Page:Lytton - Rienzi, le dernier des tribuns de Rome, tome 1, 1865.djvu/266

Cette page a été validée par deux contributeurs.
262
RIENZI.

L’enfant ne répondit rien, et la vieille se retira d’un pas appesanti, moins lourd pourtant que le poids qui oppressait son cœur. Quand il la rejoignit dans leur appartement commun, il remarqua, ce qu’il n’avait pas vu tout à l’heure, dans l’aveuglement de la joie : Ursule ne portait point son simple et sévère costume de tous les jours. La chaîne d’or, rarement prise alors par des femmes qui ne fussent pas de noble naissance (bien que dans l’autre sexe elle fût portée aussi par les fonctionnaires publics et les riches commerçants), la chaîne d’or brillait sur sa robe faite de la plus riche étoffe à fleurs de Venise, et les agrafes qui rattachaient ce vêtement au col et à la taille étaient ornées de bijoux d’une haute valeur.

Ce changement frappa l’œil d’Angelo, mais il remarqua avec une fierté virile que la dame portait à merveille ce riche costume.

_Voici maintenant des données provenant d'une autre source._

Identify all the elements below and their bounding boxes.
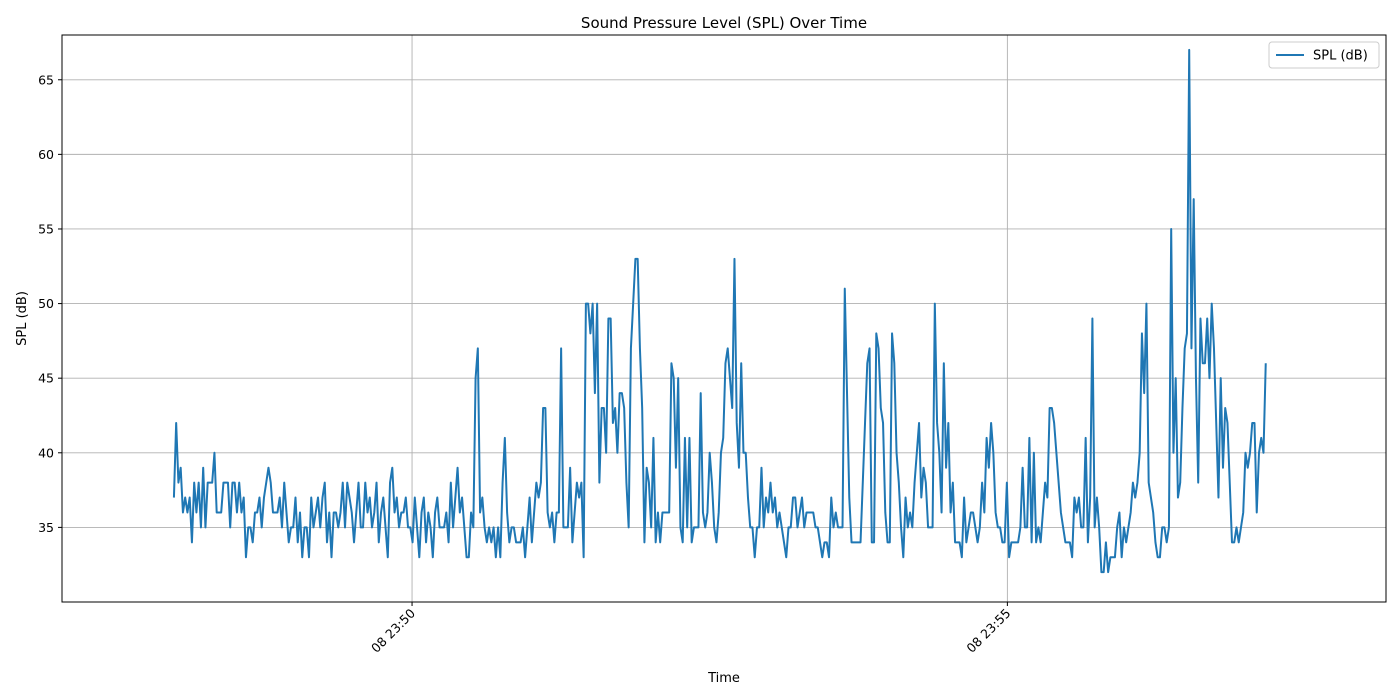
legend-label: SPL (dB) <box>1313 49 1368 64</box>
y-axis-ticks: 35 40 45 50 55 60 65 <box>38 72 62 535</box>
legend: SPL (dB) <box>1268 41 1380 69</box>
y-tick-label: 45 <box>38 371 54 386</box>
x-axis-label: Time <box>707 671 740 686</box>
series-line-spl <box>172 48 1267 574</box>
legend-box <box>1268 41 1380 69</box>
y-tick-label: 60 <box>38 147 54 162</box>
y-tick-label: 50 <box>38 296 54 311</box>
chart-title: Sound Pressure Level (SPL) Over Time <box>581 14 867 32</box>
grid-lines <box>62 35 1386 602</box>
y-tick-label: 65 <box>38 72 54 87</box>
x-tick-label: 08 23:55 <box>963 606 1013 656</box>
plot-area-frame <box>61 34 1387 603</box>
y-tick-label: 55 <box>38 221 54 236</box>
y-tick-label: 35 <box>38 520 54 535</box>
y-axis-label: SPL (dB) <box>15 291 30 346</box>
x-axis-ticks: 08 23:50 08 23:55 <box>368 602 1013 656</box>
y-tick-label: 40 <box>38 445 54 460</box>
x-tick-label: 08 23:50 <box>368 605 418 655</box>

Elle avait en effet la tournure et la mine d’une femme habituée à de pareils vêtements, et son extérieur paraissait ce jour-là plus sévère et plus imposant qu’à l’ordinaire.

Elle lissa les cheveux bouclés du jeune Angelo, arrangea avec plus de grâce son manteau court sur ses épaules, et mit ensuite à sa ceinture un poignard dont le manche était richement garni, avec une bourse bien remplie de florins.

« Apprends à te servir discrètement des deux, dit-elle, et que je sois morte ou vive, tu n’auras jamais besoin de recourir au poignard pour te procurer l’or.

— Voici donc, s’écria Angelo ravi, un véritable poignard pour combattre les brigands ! Ah ! avec celui-ci je ne craindrai pas Fra Moréale, qui t’a si cruellement offensée. J’espère bien pouvoir encore te venger, quoique tu viennes tout à l’heure encore de me reprocher mon ingratitude.